2) A revolta contra o PT & satélites manifestou-se, antes de tudo, no aumento de abstenções, votos nulos e votos em branco.
Em 11 municípios, dos 57 onde houve segundo turno no domingo, a soma das abstenções, votos nulos e votos em branco superou a votação do candidato mais votado. E não são quaisquer municípios: Rio de Janeiro, Belo Horizonte, Porto Alegre, Niterói, São Gonçalo, São Bernardo do Campo, Ribeirão Preto, Diadema, Belford Roxo, Petrópolis e Mauá.
Em outros, isso ficou muito perto de acontecer.
Mas os índices dos que não votaram em nenhum candidato, na tabela desta página, é suficiente para demonstrar que não houve uma simples transposição dos votos que antes sufragaram candidatos do PT, ou assemelhados, para os tucanos.
Esse eleitorado que não votou em algum candidato não ficou com alergia à política, como dizem alguns desavisados – ou de mera má-fé.
O que esse eleitorado não aceita nem suporta é a política de petistas ou tucanos – que é a mesma, precisamente porque tanto uns quanto outros são apenas serviçais da dependência externa, vale dizer, do poder financeiro que se concentra e é simbolizado por Wall Street e outros lugares de igual má fama.
Logo, o que está surgindo não é uma substituição dos petistas pelos seus coirmãos tucanos – que têm como contradição principal a briga para ser o agente preferencial dos monopólios financeiros externos aqui dentro.
O que está surgindo é o espaço, cada vez maior, para um projeto nacional e uma política voltada para os interesses nacionais.
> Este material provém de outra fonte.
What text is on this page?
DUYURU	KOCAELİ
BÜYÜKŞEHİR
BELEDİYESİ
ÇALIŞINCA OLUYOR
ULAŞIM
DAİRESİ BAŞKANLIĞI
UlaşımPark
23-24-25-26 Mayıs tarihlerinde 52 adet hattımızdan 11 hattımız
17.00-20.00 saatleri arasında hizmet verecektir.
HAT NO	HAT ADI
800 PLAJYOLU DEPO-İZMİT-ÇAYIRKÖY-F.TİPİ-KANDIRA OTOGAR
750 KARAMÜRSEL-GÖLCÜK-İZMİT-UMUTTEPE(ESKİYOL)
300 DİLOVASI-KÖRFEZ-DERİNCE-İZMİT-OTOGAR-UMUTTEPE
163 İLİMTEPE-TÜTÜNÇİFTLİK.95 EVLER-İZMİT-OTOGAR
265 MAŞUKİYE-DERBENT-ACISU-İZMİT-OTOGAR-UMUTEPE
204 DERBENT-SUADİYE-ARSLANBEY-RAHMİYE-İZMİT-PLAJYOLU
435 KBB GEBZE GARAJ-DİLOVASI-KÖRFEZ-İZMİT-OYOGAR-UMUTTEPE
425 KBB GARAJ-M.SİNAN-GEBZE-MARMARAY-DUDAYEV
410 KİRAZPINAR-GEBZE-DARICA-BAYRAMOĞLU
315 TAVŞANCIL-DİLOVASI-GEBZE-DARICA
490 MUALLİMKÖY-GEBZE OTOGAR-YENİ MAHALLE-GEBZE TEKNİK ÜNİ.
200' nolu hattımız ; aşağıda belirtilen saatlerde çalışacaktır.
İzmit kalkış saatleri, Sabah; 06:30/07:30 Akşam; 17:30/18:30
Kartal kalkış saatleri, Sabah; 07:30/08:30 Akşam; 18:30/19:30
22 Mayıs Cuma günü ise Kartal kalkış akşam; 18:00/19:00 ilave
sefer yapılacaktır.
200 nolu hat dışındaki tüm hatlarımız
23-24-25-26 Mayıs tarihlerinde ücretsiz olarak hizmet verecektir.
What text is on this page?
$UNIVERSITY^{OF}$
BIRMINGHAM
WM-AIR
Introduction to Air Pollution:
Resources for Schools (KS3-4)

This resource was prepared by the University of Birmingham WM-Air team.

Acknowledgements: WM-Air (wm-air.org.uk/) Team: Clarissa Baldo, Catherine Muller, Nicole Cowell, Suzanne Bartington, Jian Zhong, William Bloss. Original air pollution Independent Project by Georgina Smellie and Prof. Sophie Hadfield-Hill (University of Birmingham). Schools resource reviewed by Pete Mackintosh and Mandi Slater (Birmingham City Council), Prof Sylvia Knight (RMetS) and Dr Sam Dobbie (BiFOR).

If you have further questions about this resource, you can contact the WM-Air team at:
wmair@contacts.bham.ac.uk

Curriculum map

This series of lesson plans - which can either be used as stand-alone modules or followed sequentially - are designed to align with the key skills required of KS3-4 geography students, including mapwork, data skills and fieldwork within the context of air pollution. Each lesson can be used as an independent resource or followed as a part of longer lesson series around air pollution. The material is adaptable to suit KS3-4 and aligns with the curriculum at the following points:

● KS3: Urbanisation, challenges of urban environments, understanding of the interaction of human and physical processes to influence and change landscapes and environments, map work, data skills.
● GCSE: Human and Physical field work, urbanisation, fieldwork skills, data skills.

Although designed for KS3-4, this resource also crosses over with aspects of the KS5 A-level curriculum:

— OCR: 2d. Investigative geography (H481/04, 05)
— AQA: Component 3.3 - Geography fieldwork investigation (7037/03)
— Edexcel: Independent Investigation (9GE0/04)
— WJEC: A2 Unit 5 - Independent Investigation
Ainda que petistas e tucanos tentem frear esse avanço com alguns casuísmos – é a isso que chamam “reforma partidária”: o banimento de partidos que estão crescendo, porque eles estão caindo na vala comum a que o Brasil sempre relegou os traidores – não é possível conter aquilo que constitui o cerne da própria Nação, o âmago do próprio povo brasileiro.